Education links between Ireland and Singapore strengthened
Ambassador Keating opens Trinity College Dublin office at Singapore Institute of Technology and is guest of honour at graduation ceremony.
Educational links between Ireland and Singapore were boosted in October following the opening of Trinity College Dublin’s first overseas office and the first locally organised graduation ceremony for TCD and Singapore Institute of Technology (SIT) graduates.
On Tuesday 13th October, Ambassador Keating formally opened the offices of TCD at SIT’s campus. SIT obtained university status in 2014 and is the fifth publically funded university in Singapore. This is the first international office that TCD have opened outside of Ireland. In 2010, SIT approached TCD with respect to degrees in Physiotherapy, Occupational Therapy, Radiation Therapy, and Diagnostic Radiography. One year programmes in Physiotherapy and Occupational Therapy commenced in September 2012 and in September 2014, programmes in Diagnostic Radiology and Radiation Therapy have commenced.

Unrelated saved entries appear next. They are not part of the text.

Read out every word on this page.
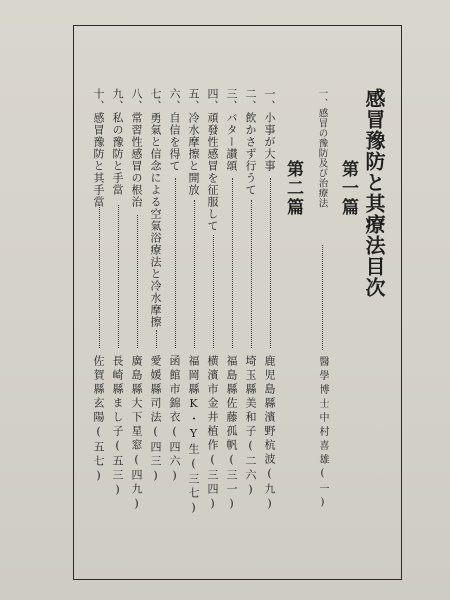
感冒豫防と其療法目次
第一篇
第二篇 一、感冒の豫防及び治療法
醫學博士中村喜雄(一)
一、小事が大事
鹿児島縣濱野杭波(九)
二、飲かさず行うて
埼玉縣美和子(二六)
三、バター讃頌
福島縣佐藤孤帆(三一)
四、頑發性感冒を征服して
横濱市金井植作(三四)
五、冷水摩擦と開放
福岡縣K・Y生(三七)
六、自信を得て
函館市錦衣(四六)
七、勇氣と信念による空氣浴療法と冷水摩擦
愛媛縣司法(四三)
八、常習性感冒の根治
廣島縣大下星窓(四九)
九、私の豫防と手當
長崎縣まし子(五三)
十、感冒豫防と其手當
佐賀縣玄陽(五七)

The programmes are delivered by full time TCD academic staff based in Singapore along with a number of staff flown in for intensive teaching periods. Singaporean students also travel to Ireland for 6 to 9 weeks for intensive lectures also. The opening ceremony was attended by President Professor Tan of SIT, Vice President for TCD Global Relations, Professor Juliette Hussey, TCD Secretary John Coleman, members of TCD academic staff, Enterprise Ireland, and TCD graduates.
Later in the week, Ambassador Keating was the guest of honour and delivered the commencement address at the first locally organised graduation ceremony for TCD and SIT graduates. A total of 122 TCD graduates and their families were on hand to receive their degrees in either Diagnostic Radiography, Radiation Therapy, Physiotherapy, or Occupational Therapy.
In his address to the graduates, Ambassador Keating congratulated them on their excellent achievements and offering the advice that;
“Learning is a life-long process and in a rapidly changing world, you will need to acquire new skills along the way.”
The Ambassador also encouraged the young graduates to maintain their links with Ireland and TCD in their future careers;
“I hope in the years ahead you will recall your time there and that you will remain curious about the small green island which in my lifetime has gone from being one of the poorest countries in Europe to being one of the richest, essentially by following a development path similar to Singapore, at the heart of which is a recognition of the importance of education.”